The fact that the S&P 500 Index has gained 11.8% since the November presidential election would have been good to know the day before the election. But there still might be some things for investors to learn about the presidential transition from Donald Trump to Joe Biden.
For starters, it would be prudent to avoid chasing the impressive but brief rally that has occurred in the 10 weeks since the Nov. 3 election.
“The market rallied from election day in anticipation of another $2 trillion being spent by Biden during the first six months of 2021, and that notion has already been played out in stocks,” said Paul Schatz, president of Heritage Capital.

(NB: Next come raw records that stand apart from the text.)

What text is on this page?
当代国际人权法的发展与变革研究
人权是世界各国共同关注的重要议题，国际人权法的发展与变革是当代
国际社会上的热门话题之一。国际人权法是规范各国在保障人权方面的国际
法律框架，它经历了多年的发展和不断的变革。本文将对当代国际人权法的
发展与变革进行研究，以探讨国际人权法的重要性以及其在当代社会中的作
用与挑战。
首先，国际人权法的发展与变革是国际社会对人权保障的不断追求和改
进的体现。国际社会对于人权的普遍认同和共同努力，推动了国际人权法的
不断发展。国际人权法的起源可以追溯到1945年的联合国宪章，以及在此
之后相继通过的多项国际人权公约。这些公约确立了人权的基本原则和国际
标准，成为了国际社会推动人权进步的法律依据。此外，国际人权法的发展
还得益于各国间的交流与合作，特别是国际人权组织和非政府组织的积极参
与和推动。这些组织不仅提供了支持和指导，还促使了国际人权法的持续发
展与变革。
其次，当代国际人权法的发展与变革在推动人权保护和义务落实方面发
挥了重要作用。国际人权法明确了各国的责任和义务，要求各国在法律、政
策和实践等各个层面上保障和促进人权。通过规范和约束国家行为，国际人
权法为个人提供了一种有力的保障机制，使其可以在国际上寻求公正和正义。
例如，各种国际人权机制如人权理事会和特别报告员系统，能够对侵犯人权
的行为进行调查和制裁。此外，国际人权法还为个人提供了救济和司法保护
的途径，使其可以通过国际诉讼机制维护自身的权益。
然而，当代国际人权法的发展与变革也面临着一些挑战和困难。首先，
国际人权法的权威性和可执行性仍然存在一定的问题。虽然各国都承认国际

As Election-Day-to-inauguration-day rallies go, the Biden bounce stands out as the strongest since World War II, well ahead of the 8.8% run after John Kennedy was elected in 1960.
Dwight Eisenhower’s post-election rally comes after Kennedy’s, at 6.3%, and Trump’s rally was a close fourth, at 6.2%.
The worst performance by far was Barack Obama, who saw the S&P drop 19.9% in the period between his election and inauguration.
Sam Stovall, chief investment strategist at CFRA, says the average election-to-inauguration-day rally since 1948 is 0.8%, including an average gain of 1.8% among the six Republicans and an average decline of 0.1% among the seven Democrats.
But the real fun begins after inauguration day, and that’s the part advisers should care more about.
According to Stovall’s analysis, the closely watched first 100 days in office of each new president since 1948 have produced an average return of 1.3% by the S&P, which breaks down to an average gain of 2.1% for Democrats and 0.5% for Republicans.
On this measure, Kennedy ranks first, with an 8.8% gain, followed by Obama at 8.4%, and George H.W. Bush at 8% in 1988.
The S&P’s worst 100-day post-inauguration run was a 6.9% decline after George W. Bush was elected in 2000.
Although Stovall is sticking to his forecast that the S&P will finish the year up 7.6%, he also cites history as a guide in anticipating a pullback from current levels.
“In 87% of all 76 calendar years since World War II, the S&P recorded a year-to-date low below its prior year close, with the year-to-date decline averaging nearly 9%,” he said. “One saving grace has been that these year-to-date declines more often than not occurred early in the year, with 38% of all the lows registering in January.”
That general premise is in line with Schatz’s perspective that presidents who come into office amid a bull or bear market tend to see that carry over for at least first several months.
“The strategy from here is to pretty much stay the course and continue to buy on weaknesses,” he said.
Nigel Green, chief executive of deVere Group, also sees Biden enjoying some market momentum, but cautions against getting too caught up in the initial euphoria.
“Biden moving into the White House could drive markets into a bull run more sharply than previous inaugurations because it is hoped the incoming administration will bring stability and possibly a halt to a period of uncertainty following the fiercely contested election,” he said.
Green said investors riding the “Biden bounce” should do so judiciously for some key reasons.
“First, a market rally is going to be difficult to sustain indefinitely due to the enormous economic scarring caused by the pandemic,” he said. “The major long-term headwind is mass unemployment, which is hitting demand, growth and investment on Main Street and which ultimately will have to impact Wall Street.”
Green’s second reason for exercising caution relates to the unknown details of the Biden administration’s policies and pet projects.
“The new administration will have new policies that will have an effect on different sectors of the economy,” he said. “There will be a readjustment period that needs to be taken into account.”
Along those lines, Green warned that “not all shares are created equal and stock markets are heavily unbalanced at the moment. A handful of sectors are bringing up entire indexes.”